La semaine dernière, tu as terminé un projet. Youpi! Tu ouvres une bonne bouteille pour célébrer, tu prends ton premier vendredi relax depuis combien de semaines déjà? Ah oui, tu ouvres la télé parce que ça non plus tu ne te souvenais même plus que tu en avais une. Aussi bien s’en servir. Tranquillement tu reviens à tes sens : tu réapprends à manger, marcher, à parler à tes parents et à tes amis. Tu baignes dans l’euphorie des derniers jours, parce que tout roulait bien et l’abondance s’est manifesté jusqu’au bout du projet. On le prend. Les dix derniers jours tu as donné un coup, mais la vision s’est éclaircie à temps et tu as remporté ton pari. Tu ne penses ni à demain, ni à la semaine prochaine, ni à la prochaine étape. Tu vis ici et maintenant. Jusqu’à lundi.

Et lundi arrive. Ton élan est toujours là. Tu te dis :« Alright! On refait ça à cent milles à l’heure, comme la semaine passée » et tu te crois vraiment. Tu as dix-mille idées qui se bousculent parce qu’elles ont passé les dernières semaines à attendre leur tour, mais tune peux en traiter qu’une seule à la fois. Il est 9 heures, tu t’installes. Tu regardes ton bureau en désordre, les changements à ton studio à moitié terminés, les bouts de chansons qui traînent, la brassée de lavage accrochée dans le milieu de la place, les guitares pêle-mêles dans l’appartement. Un peu de ménage s’impose.

Il est maintenant 10h30. Tu t’installes. Tu veux savoir tout d’un coup si Joe ou Jacques t’as répondu, puisque tu as le temps d’aller voir ta boîte de réception. Il est 11h30. Tu te lèves pour t’étirer. Aussi bien prendre de l’avance et faire son lunch, tant qu’à y être. Bon. Tu termines ton repas et tu vas prendre une marche, parce qu’on est en février et si tu veux voir la lumière du jour, c’est à midi ou jamais.

Il est 13h30. Tu t’installes. Il ne reste que le souvenir de cette euphorie qui devait durer éternellement. Là tu tournes en rond, mais sans le bonheur que ça t’apportait ce matin. Tu veux écrire, mais tu veux aussi commencer une nouvelle chanson, ou encore finir une des cinq qui sont sur la glace depuis un mois. Ah, encore mieux! Faire quelques petits ajouts à la chanson que tu as commencée avec ton amie (parce qu’elle est beaucoup plus cool que les tiennes et que c’est beaucoup moins angoissant quand c’est pour quelqu’un d’autre). Sauf qu’en sautant d’une session à l’autre, d’un essai à un poème à une chanson à une autre chanson, à écouter et à rêvasser à une chose et à une autre, tu as facilement brûlé… Oh God, il est 16 heures…

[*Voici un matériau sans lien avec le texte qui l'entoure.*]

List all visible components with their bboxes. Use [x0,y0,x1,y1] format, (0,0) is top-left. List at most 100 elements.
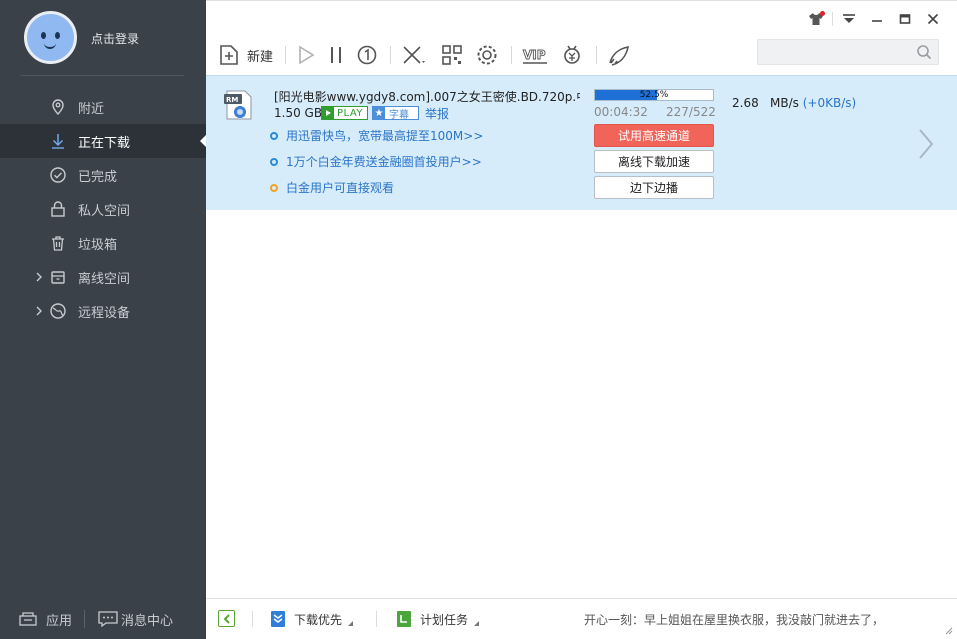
maximize-button[interactable] [891,8,919,30]
menu-button[interactable] [835,8,863,30]
speed-extra: (+0KB/s) [802,96,857,110]
star-icon: ★ [373,107,385,119]
dropdown-triangle-icon [474,620,480,626]
progress-percent: 52.5% [639,90,669,100]
toolbar-divider [390,46,392,64]
chevron-right-icon[interactable] [34,270,44,284]
qr-code-icon [442,45,462,65]
chevron-right-icon[interactable] [917,128,935,160]
new-task-button[interactable]: 新建 [218,42,273,68]
sidebar-item-trash[interactable]: 垃圾箱 [0,226,206,260]
promo-link-1[interactable]: 用迅雷快鸟，宽带最高提至100M>> [270,127,483,144]
download-speed: 2.68 [732,96,759,110]
calendar-icon [397,611,411,627]
sidebar-item-offline-space[interactable]: 离线空间 [0,260,206,294]
trial-high-speed-button[interactable]: 试用高速通道 [594,124,714,147]
toolbar-divider [285,46,287,64]
bullet-ring-icon [270,183,278,192]
top-bar: 新建 VIP [206,0,957,75]
notification-dot [820,11,825,16]
money-button[interactable] [560,42,584,68]
sidebar-item-label: 正在下载 [78,135,131,151]
sidebar-nav: 附近 正在下载 已完成 私人空间 垃圾箱 离线空间 远程设备 [0,90,206,328]
login-link[interactable]: 点击登录 [91,30,139,47]
sidebar-item-label: 私人空间 [78,203,131,219]
collapse-sidebar-button[interactable] [218,610,235,627]
rm-file-icon: RM [224,90,252,120]
settings-button[interactable] [475,42,499,68]
sidebar-item-completed[interactable]: 已完成 [0,158,206,192]
sidebar-divider [20,75,184,76]
status-divider [252,611,253,627]
download-task-row[interactable]: RM [阳光电影www.ygdy8.com].007之女王密使.BD.720p.… [206,75,957,210]
new-task-label: 新建 [247,49,274,65]
subtitle-badge[interactable]: ★ 字幕 [372,106,419,121]
scheduled-task-button[interactable]: 计划任务 [396,610,480,628]
status-message[interactable]: 开心一刻：早上姐姐在屋里换衣服，我没敲门就进去了， [584,611,884,628]
promo-link-3[interactable]: 白金用户可直接观看 [270,179,394,196]
elapsed-time: 00:04:32 [594,105,648,119]
dropdown-menu-icon [843,14,855,23]
start-button[interactable] [296,42,316,68]
pause-button[interactable] [328,42,344,68]
sidebar-item-private-space[interactable]: 私人空间 [0,192,206,226]
sidebar-item-nearby[interactable]: 附近 [0,90,206,124]
chevron-left-icon [223,613,230,624]
chevron-right-icon[interactable] [34,304,44,318]
priority-download-icon [271,611,285,627]
speed-unit-label: MB/s [770,96,799,110]
gear-icon [477,45,497,65]
sidebar-footer: 应用 消息中心 [0,599,206,639]
message-center-label: 消息中心 [121,613,174,629]
message-bubble-icon [98,611,118,628]
resize-grip-icon[interactable] [943,625,953,635]
minimize-button[interactable] [863,8,891,30]
delete-button[interactable] [401,42,429,68]
priority-button[interactable] [356,42,378,68]
pause-icon [331,47,342,63]
bullet-ring-icon [270,157,278,166]
window-controls [802,8,947,30]
scheduled-task-label: 计划任务 [420,612,469,627]
minimize-icon [872,20,882,22]
rocket-icon [609,45,630,66]
download-priority-button[interactable]: 下载优先 [270,610,354,628]
sidebar-item-label: 已完成 [78,169,118,185]
download-priority-label: 下载优先 [294,612,343,627]
toolbar: 新建 VIP [218,42,643,68]
file-name[interactable]: [阳光电影www.ygdy8.com].007之女王密使.BD.720p.中..… [274,88,580,105]
avatar-mouth [44,43,56,49]
offline-box-icon [51,271,65,284]
progress-bar: 52.5% [594,89,714,101]
avatar[interactable] [24,11,77,64]
sidebar-item-label: 远程设备 [78,305,131,321]
subtitle-badge-label: 字幕 [389,109,409,121]
search-icon[interactable] [916,44,932,60]
download-arrow-icon [52,134,64,149]
status-divider [376,611,377,627]
report-link[interactable]: 举报 [425,105,449,122]
pieces-count: 227/522 [666,105,716,119]
sidebar-item-remote-devices[interactable]: 远程设备 [0,294,206,328]
play-badge[interactable]: PLAY [321,106,368,120]
qr-code-button[interactable] [441,42,463,68]
delete-x-icon [403,46,426,64]
promo-link-2[interactable]: 1万个白金年费送金融圈首投用户>> [270,153,482,170]
rocket-button[interactable] [607,42,631,68]
apps-button[interactable]: 应用 [18,610,72,629]
avatar-eye-right [55,32,60,39]
offline-accelerate-button[interactable]: 离线下载加速 [594,150,714,173]
close-button[interactable] [919,8,947,30]
dropdown-triangle-icon [348,620,354,626]
sidebar-item-downloading[interactable]: 正在下载 [0,124,206,158]
search-input[interactable] [758,40,908,64]
message-center-button[interactable]: 消息中心 [97,610,173,629]
private-lock-icon [51,201,65,217]
play-badge-label: PLAY [337,107,364,119]
check-circle-icon [50,167,66,183]
svg-text:VIP: VIP [523,48,546,62]
play-icon [299,45,315,65]
vip-button[interactable]: VIP [522,42,548,68]
skin-button[interactable] [802,8,830,30]
play-while-downloading-button[interactable]: 边下边播 [594,176,714,199]
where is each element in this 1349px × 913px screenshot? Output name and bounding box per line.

Et le monologue embarque : « Il faudrait bien que je me concentre un petit peu si je veux avancer à quelque chose. Ok ok, c’est bon. On se lance pour vrai. Il est temps que je mette des percussions à ma chanson. C’est important. C’est IM-POR-TANT. C’est important-ta-tan-ta-tant-ta-ta-ta-tannnnnnnn [bis, mais avec un accent italien la 2e fois]. Ok. Pour vrai là. C’est beau. Il faut juste le faire. Alright, j’ouvre la session, j’allume les speakers, je m’installe au drum et…

« Ah man, ça me prendrait un câble plus long pour bienfaire. »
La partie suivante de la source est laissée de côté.